Entonces, cuando los primeros rayos del sol se disponían a incendiar la precaria realidad de su vida adulta, el profesor tuvo un irrefrenable deseo de hacer de la inocencia más pura, la que ahora jugaba en el jardín con una rosa, un ser completamente suyo. El fango hacía de la belleza una entidad deslumbrante, venusina: exaltándola como una imagen nunca antes vista. Una obra de arte no hubiera podido comparársele. La imagen contemplada por ese solitario del alba ardía en el lugar más recóndito de su ser. Era la pulsión de un pasado remoto dispuesto a repetirse a través de su protagonismo. Él no lo sabía, así como nadie habría de saber lo que el futuro estaba por depararle con su inaplazable certeza. El sentimiento indefinible y obsesivo del profesor, desencadenado por la presencia de la niña en esa ocasión excepcional, habría de ser la herida de un puñal en la carne del tiempo, en esa celda oscura de la mente donde el secreto deseo de lo que más se quiere hacer, está prohibido revelarlo a los demás.
Cuando los ojos azules de la pequeña correspondieron a la mirada del profesor con ese dejo de misterio que prodiga la ternura acariciada, éste tuvo el pálpito de ser prisionero de una historia ya acontecida, pero hasta ahora no contada por nadie.
Furtivo, con una cámara fotográfica digital, el profesor retuvo por unos segundos la secuencia del milagro. Imágenes a ser preservadas para la eternidad por esa máquina que copiaba la memoria.

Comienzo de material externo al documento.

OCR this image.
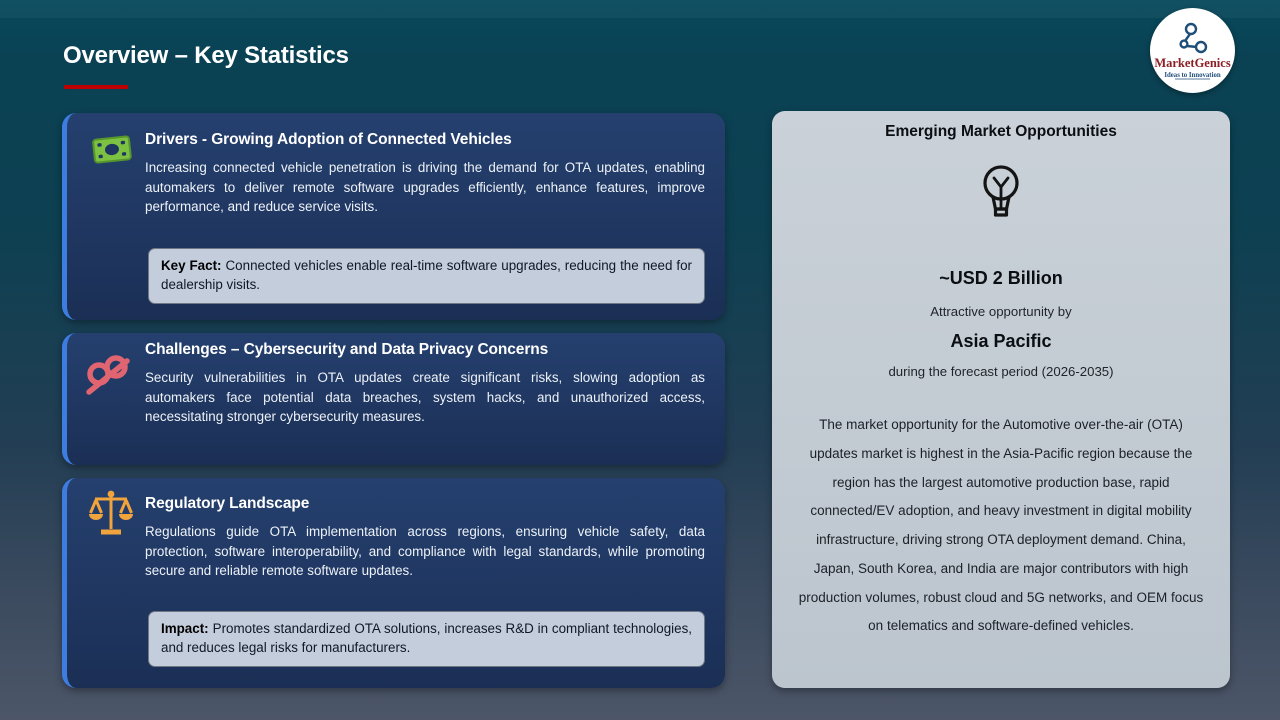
Overview – Key Statistics	MarketGenics
Ideas to Innovation
Drivers - Growing Adoption of Connected Vehicles
Increasing connected vehicle penetration is driving the demand for OTA updates, enabling automakers to deliver remote software upgrades efficiently, enhance features, improve performance, and reduce service visits.
Key Fact: Connected vehicles enable real-time software upgrades, reducing the need for dealership visits.
Challenges – Cybersecurity and Data Privacy Concerns
Security vulnerabilities in OTA updates create significant risks, slowing adoption as automakers face potential data breaches, system hacks, and unauthorized access, necessitating stronger cybersecurity measures.
Regulatory Landscape
Regulations guide OTA implementation across regions, ensuring vehicle safety, data protection, software interoperability, and compliance with legal standards, while promoting secure and reliable remote software updates.
Impact: Promotes standardized OTA solutions, increases R&D in compliant technologies, and reduces legal risks for manufacturers.
Emerging Market Opportunities
~USD 2 Billion
Attractive opportunity by
Asia Pacific
during the forecast period (2026-2035)
The market opportunity for the Automotive over-the-air (OTA) updates market is highest in the Asia-Pacific region because the region has the largest automotive production base, rapid connected/EV adoption, and heavy investment in digital mobility infrastructure, driving strong OTA deployment demand. China, Japan, South Korea, and India are major contributors with high production volumes, robust cloud and 5G networks, and OEM focus on telematics and software-defined vehicles.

—Me gustaría tener una niña como ésa —dijo en alta voz el hombre, y su obesidad fue encarcelada por el volante y el asiento del Jeep estacionado.
Sentada a su lado, su esposa se estremeció al oírlo. La luz del sol estalló frente a los ojos de Olivia. Quiso huir de su incandescencia y, desafiante, giró la cabeza tras el objeto de embeleso de su marido. Fulminada por el rayo de su mirada, la niña desapareció. La mujer supuso que la diminuta beldad era el engendro de una mente alucinada. Picada por la rabia de los celos, la esposa imaginó ser una serpiente de coral, para anidar en el jardín de sus vecinos. Tentada por el símbolo del mal, la endemoniada quiso morder con sus filosos colmillos la manzana pretendida por la mirada de su esposo. Inocular, en la tierna carne de la víctima, su devastador veneno.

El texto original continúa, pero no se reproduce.